Isso explica o crescimento explosivo de microapartamentos e studios.

6. A compra virou também um investimento

O jovem vê o imóvel como:

Proteção patrimonial

Fonte de renda (Airbnb e locações)

Possibilidade de revenda com lucro

Forma de independência financeira

Essa mentalidade aproxima cada vez mais jovens de investimentos imobiliários e fundos imobiliários (FIIs).

Para Luiz Carlos Dos Reis Príncipe Junior, essa geração enxerga o imóvel como parte da estratégia financeira — não apenas como moradia.

7. Menos apego, mais mobilidade

O jovem atual muda de trabalho com mais frequência, vive mais experiências e não quer ficar preso a um único lugar por décadas.
Por isso, ele:

Prefere imóveis compactos

Considera morar em coliving

Mantém opções de locação por temporada

É mais aberto a revendas futuras

A ideia de “casa para a vida toda” ficou para trás.

8. Compra mais planejada e comparativa

Graças à tecnologia, o jovem tem acesso a:

Simuladores de financiamento

Aplicativos de comparação de imóveis

Análises de mercado

Avaliação de bairros

Plataformas de tour virtual

Isso torna o comprador mais crítico e exigente.

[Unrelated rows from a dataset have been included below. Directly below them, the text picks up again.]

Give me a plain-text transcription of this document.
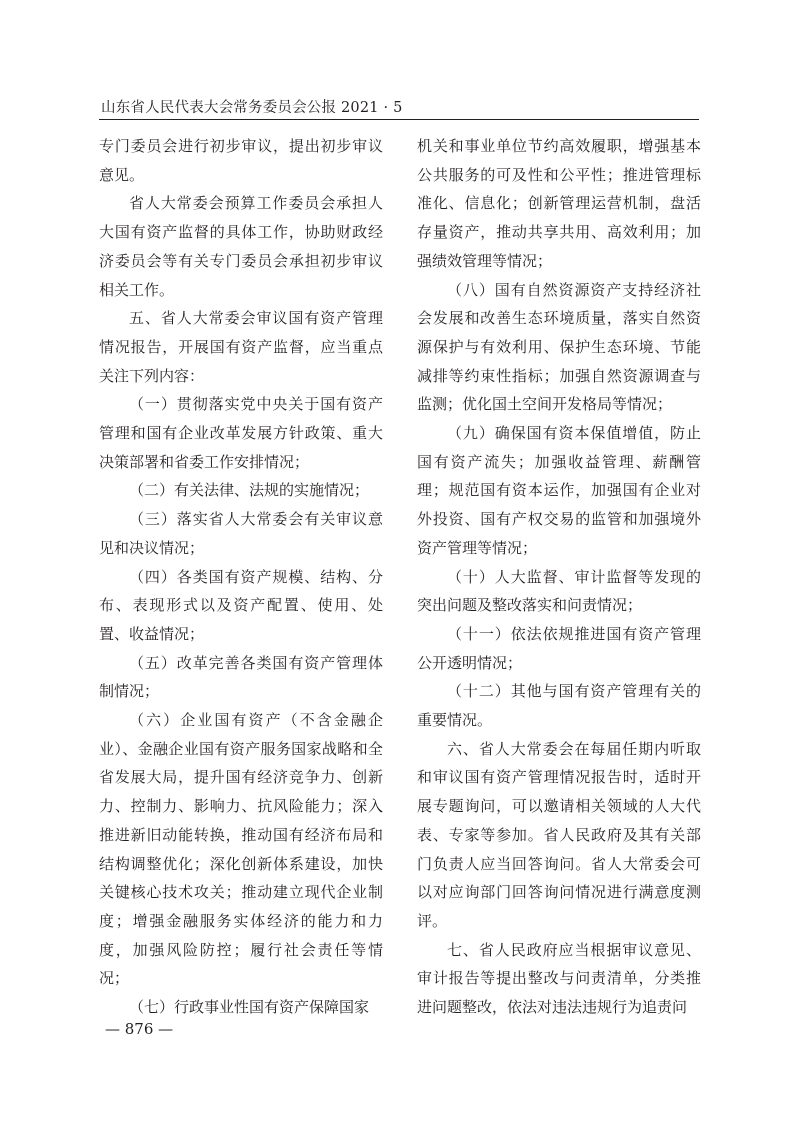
山东省人民代表大会常务委员会公报 2021 · 5

专门委员会进行初步审议，提出初步审议意见。

省人大常委会预算工作委员会承担人大国有资产监督的具体工作，协助财政经济委员会等有关专门委员会承担初步审议相关工作。

五、省人大常委会审议国有资产管理情况报告，开展国有资产监督，应当重点关注下列内容：

（一）贯彻落实党中央关于国有资产管理和国有企业改革发展方针政策、重大决策部署和省委工作安排情况；

（二）有关法律、法规的实施情况；

（三）落实省人大常委会有关审议意见和决议情况；

（四）各类国有资产规模、结构、分布、表现形式以及资产配置、使用、处置、收益情况；

（五）改革完善各类国有资产管理体制情况；

（六）企业国有资产（不含金融企业）、金融企业国有资产服务国家战略和全省发展大局，提升国有经济竞争力、创新力、控制力、影响力、抗风险能力；深入推进新旧动能转换，推动国有经济布局和结构调整优化；深化创新体系建设，加快关键核心技术攻关；推动建立现代企业制度；增强金融服务实体经济的能力和力度，加强风险防控；履行社会责任等情况；

（七）行政事业性国有资产保障国家

机关和事业单位节约高效履职，增强基本公共服务的可及性和公平性；推进管理标准化、信息化；创新管理运营机制，盘活存量资产，推动共享共用、高效利用；加强绩效管理等情况；

（八）国有自然资源资产支持经济社会发展和改善生态环境质量，落实自然资源保护与有效利用、保护生态环境、节能减排等约束性指标；加强自然资源调查与监测；优化国土空间开发格局等情况；

（九）确保国有资本保值增值，防止国有资产流失；加强收益管理、薪酬管理；规范国有资本运作，加强国有企业对外投资、国有产权交易的监管和加强境外资产管理等情况；

（十）人大监督、审计监督等发现的突出问题及整改落实和问责情况；

（十一）依法依规推进国有资产管理公开透明情况；

（十二）其他与国有资产管理有关的重要情况。

六、省人大常委会在每届任期内听取和审议国有资产管理情况报告时，适时开展专题询问，可以邀请相关领域的人大代表、专家等参加。省人民政府及其有关部门负责人应当回答询问。省人大常委会可以对应询部门回答询问情况进行满意度测评。

七、省人民政府应当根据审议意见、审计报告等提出整改与问责清单，分类推进问题整改，依法对违法违规行为追责问

— 876 —
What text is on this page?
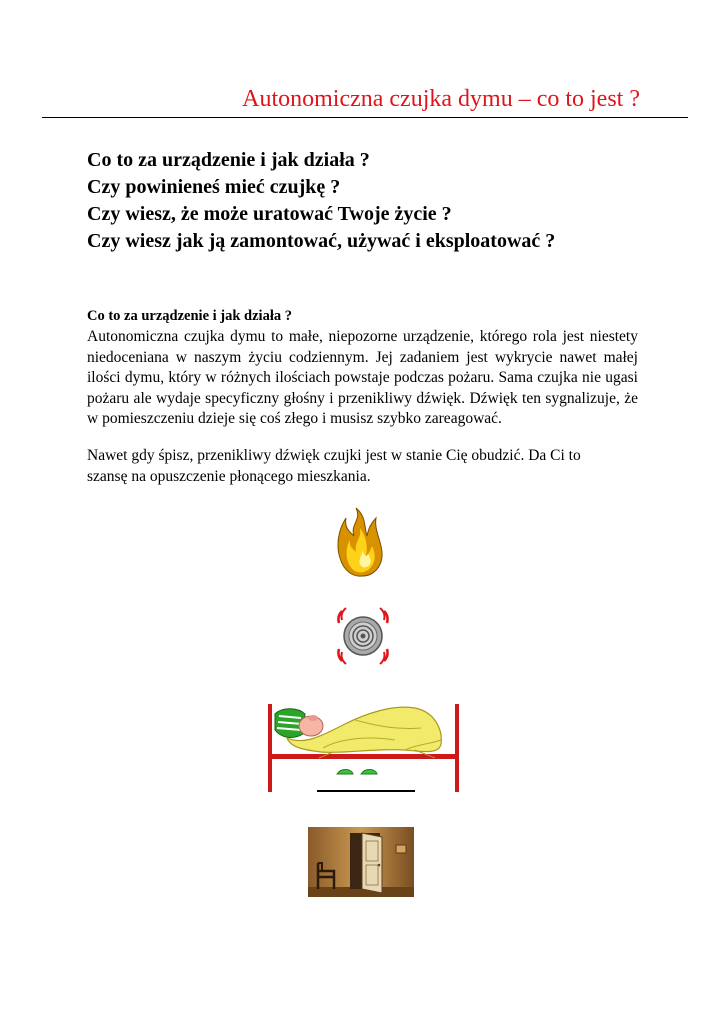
Autonomiczna czujka dymu – co to jest ?
Co to za urządzenie i jak działa ?
Czy powinieneś mieć czujkę ?
Czy wiesz, że może uratować Twoje życie ?
Czy wiesz jak ją zamontować, używać i eksploatować ?
Co to za urządzenie i jak działa ?
Autonomiczna czujka dymu to małe, niepozorne urządzenie, którego rola jest niestety niedoceniana w naszym życiu codziennym. Jej zadaniem jest wykrycie nawet małej ilości dymu, który w różnych ilościach powstaje podczas pożaru. Sama czujka nie ugasi pożaru ale wydaje specyficzny głośny i przenikliwy dźwięk. Dźwięk ten sygnalizuje, że w pomieszczeniu dzieje się coś złego i musisz szybko zareagować.
Nawet gdy śpisz, przenikliwy dźwięk czujki jest w stanie Cię obudzić. Da Ci to
szansę na opuszczenie płonącego mieszkania.
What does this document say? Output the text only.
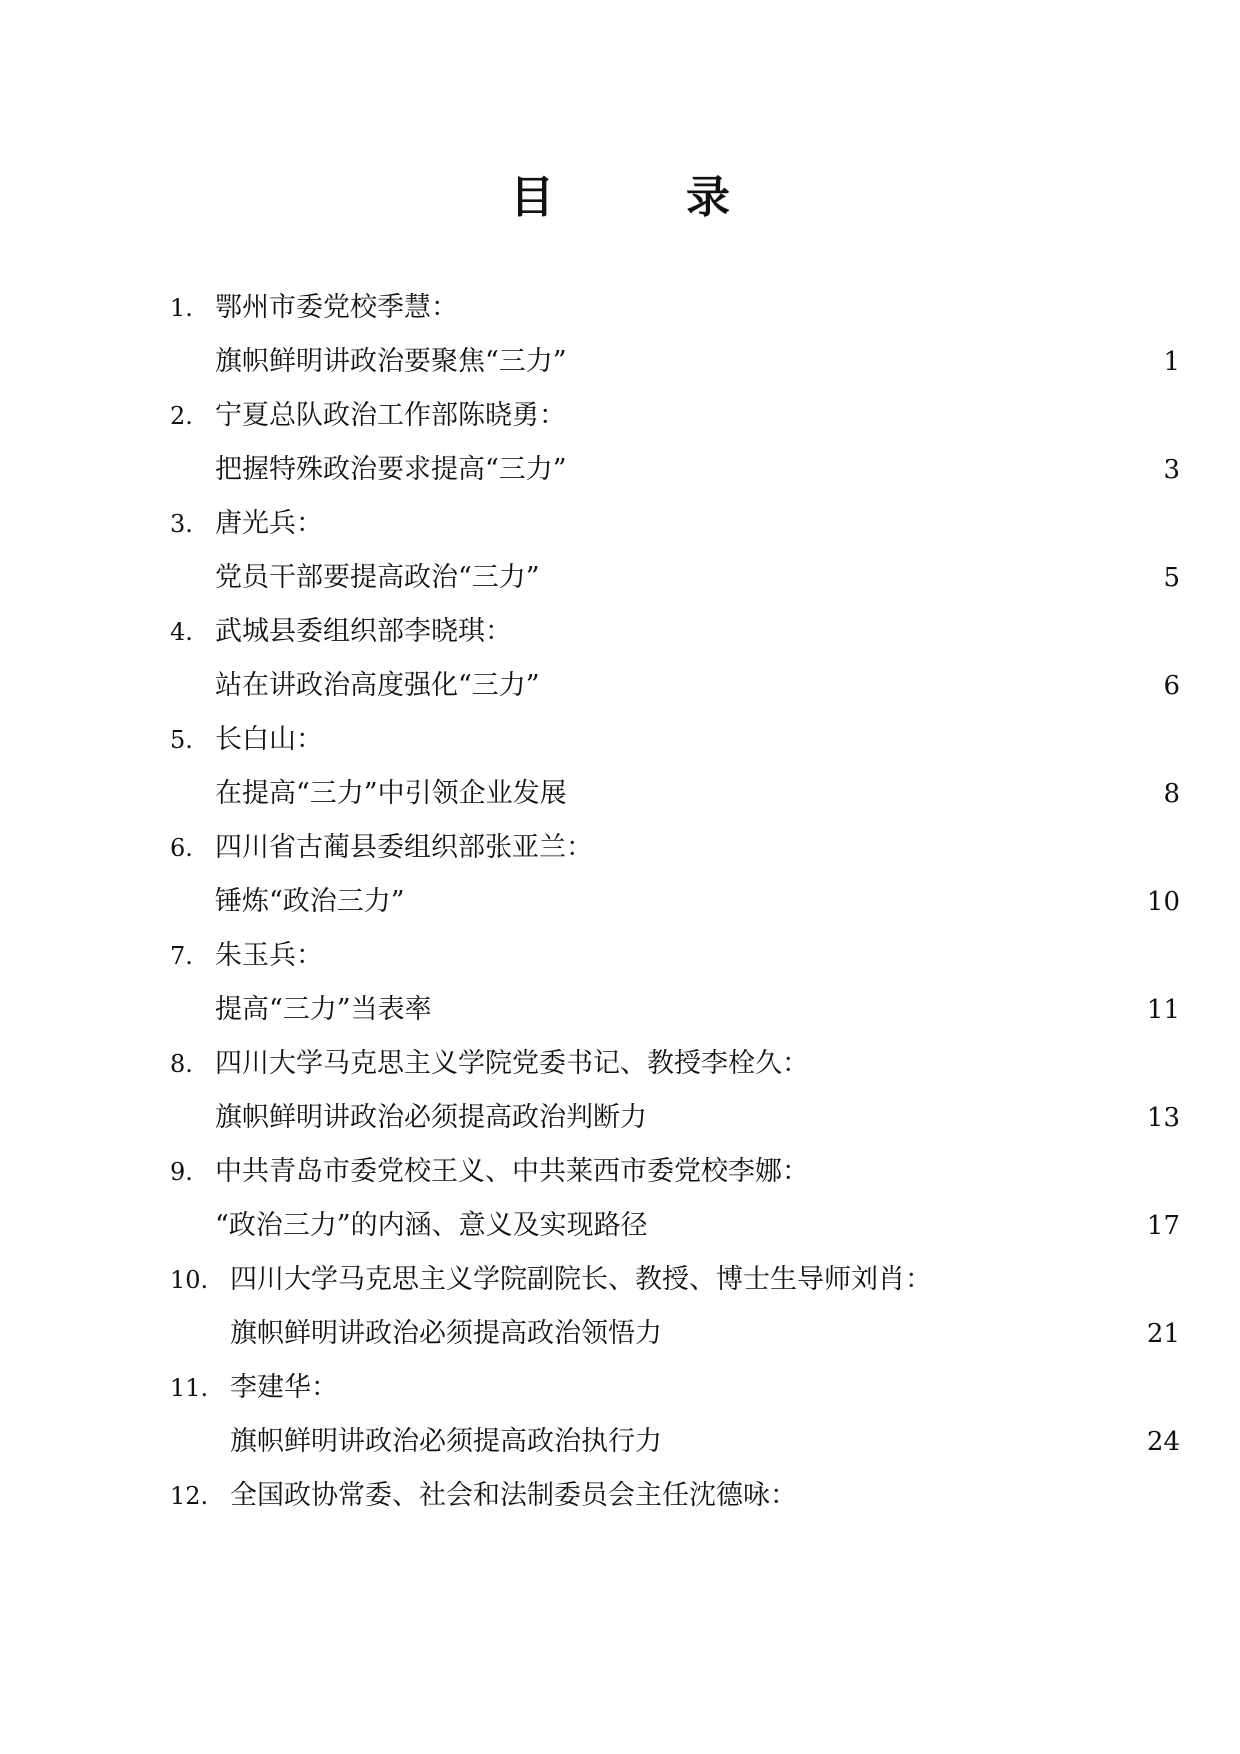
目　录
1. 鄂州市委党校季慧：
旗帜鲜明讲政治要聚焦“三力”	1
2. 宁夏总队政治工作部陈晓勇：
把握特殊政治要求提高“三力”	3
3. 唐光兵：
党员干部要提高政治“三力”	5
4. 武城县委组织部李晓琪：
站在讲政治高度强化“三力”	6
5. 长白山：
在提高“三力”中引领企业发展	8
6. 四川省古蔺县委组织部张亚兰：
锤炼“政治三力”	10
7. 朱玉兵：
提高“三力”当表率	11
8. 四川大学马克思主义学院党委书记、教授李栓久：
旗帜鲜明讲政治必须提高政治判断力	13
9. 中共青岛市委党校王义、中共莱西市委党校李娜：
“政治三力”的内涵、意义及实现路径	17
10. 四川大学马克思主义学院副院长、教授、博士生导师刘肖：
旗帜鲜明讲政治必须提高政治领悟力	21
11. 李建华：
旗帜鲜明讲政治必须提高政治执行力	24
12. 全国政协常委、社会和法制委员会主任沈德咏：
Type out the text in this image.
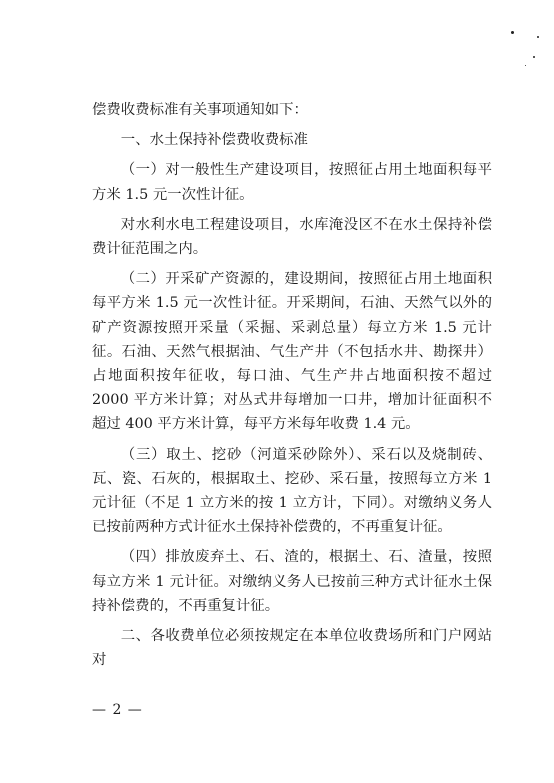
偿费收费标准有关事项通知如下：

一、水土保持补偿费收费标准

（一）对一般性生产建设项目，按照征占用土地面积每平方米 1.5 元一次性计征。

对水利水电工程建设项目，水库淹没区不在水土保持补偿费计征范围之内。

（二）开采矿产资源的，建设期间，按照征占用土地面积每平方米 1.5 元一次性计征。开采期间，石油、天然气以外的矿产资源按照开采量（采掘、采剥总量）每立方米 1.5 元计征。石油、天然气根据油、气生产井（不包括水井、勘探井）占地面积按年征收，每口油、气生产井占地面积按不超过 2000 平方米计算；对丛式井每增加一口井，增加计征面积不超过 400 平方米计算，每平方米每年收费 1.4 元。

（三）取土、挖砂（河道采砂除外）、采石以及烧制砖、瓦、瓷、石灰的，根据取土、挖砂、采石量，按照每立方米 1 元计征（不足 1 立方米的按 1 立方计，下同）。对缴纳义务人已按前两种方式计征水土保持补偿费的，不再重复计征。

（四）排放废弃土、石、渣的，根据土、石、渣量，按照每立方米 1 元计征。对缴纳义务人已按前三种方式计征水土保持补偿费的，不再重复计征。

二、各收费单位必须按规定在本单位收费场所和门户网站对

— 2 —
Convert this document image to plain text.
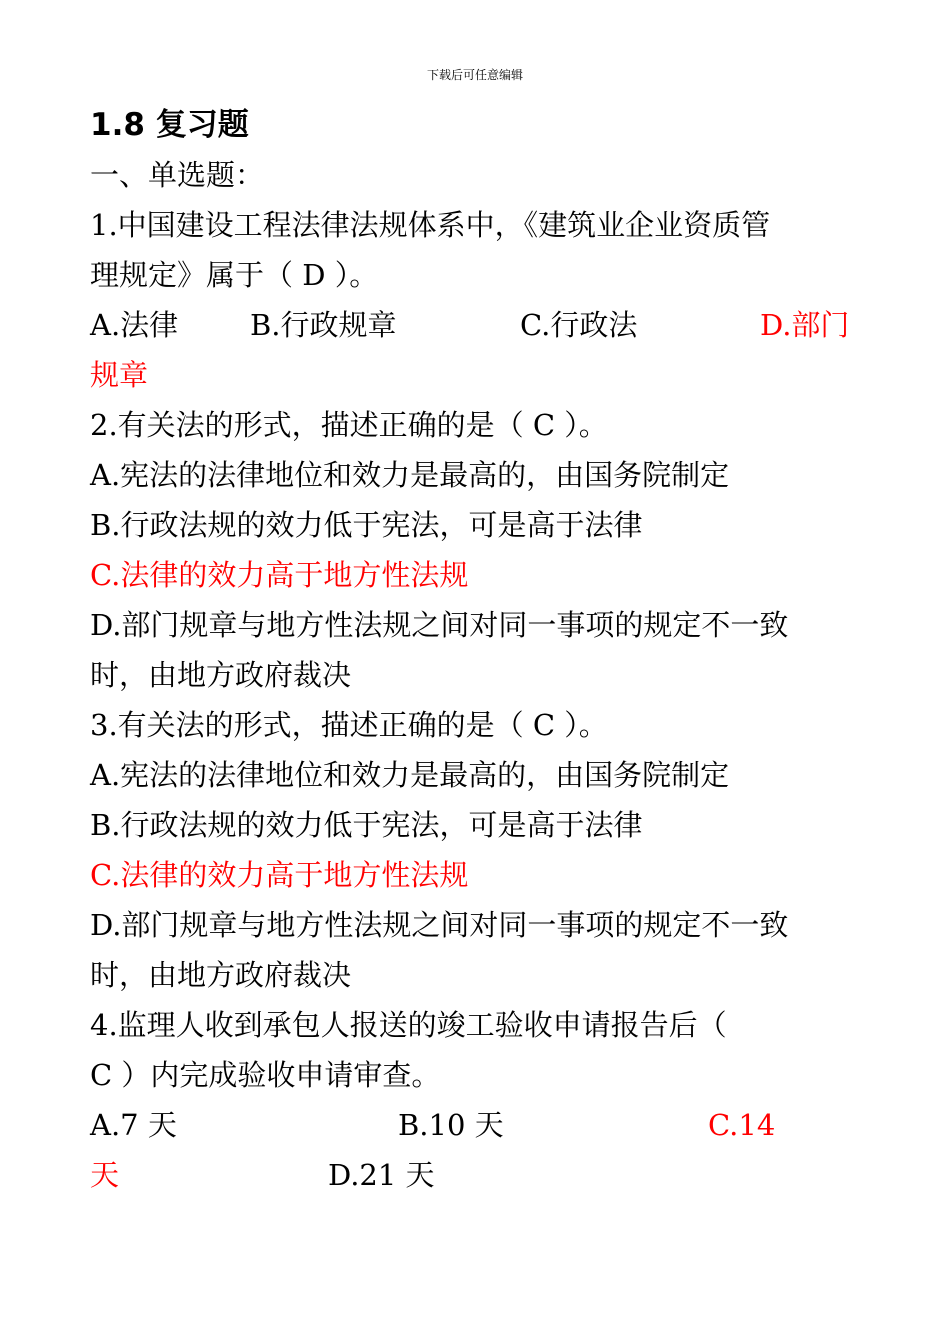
下载后可任意编辑
1.8 复习题
一、单选题：
1.中国建设工程法律法规体系中，《建筑业企业资质管
理规定》属于（ D ）。
A.法律 B.行政规章	C.行政法	D.部门
规章
2.有关法的形式，描述正确的是（ C ）。
A.宪法的法律地位和效力是最高的，由国务院制定
B.行政法规的效力低于宪法，可是高于法律
C.法律的效力高于地方性法规
D.部门规章与地方性法规之间对同一事项的规定不一致
时，由地方政府裁决
3.有关法的形式，描述正确的是（ C ）。
A.宪法的法律地位和效力是最高的，由国务院制定
B.行政法规的效力低于宪法，可是高于法律
C.法律的效力高于地方性法规
D.部门规章与地方性法规之间对同一事项的规定不一致
时，由地方政府裁决
4.监理人收到承包人报送的竣工验收申请报告后（
C ）内完成验收申请审查。
A.7 天	B.10 天	C.14
天	D.21 天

9. O papel das incorporadoras mudou

Para atender esse público, as incorporadoras estão:

Reduzindo metragens

Aumentando áreas comuns inteligentes

Propondo projetos mais modernos e tecnológicos

Conectando sustentabilidade ao design

Oferecendo unidades prontas para aluguel por temporada

Integrando coworking, lavanderia e academia nos prédios

E quem não se adapta, perde vendas.

Conclusão: sim, o perfil do jovem comprador mudou — e mudou para sempre

A nova geração continua sonhando com a casa própria, mas de um jeito muito diferente.
Hoje, o jovem quer:

Mobilidade

Tecnologia

Sustentabilidade

Praticidade

Conexões urbanas

Experiências mais do que espaços

Como resume Luiz Carlos Dos Reis Príncipe Junior:

“O jovem não deixou de sonhar com a casa própria. Ele apenas passou a sonhar com uma casa que combine com seu estilo de vida moderno.”

Para o mercado imobiliário, essa mudança representa uma oportunidade enorme — e quem entender esse novo comprador estará à frente da próxima década.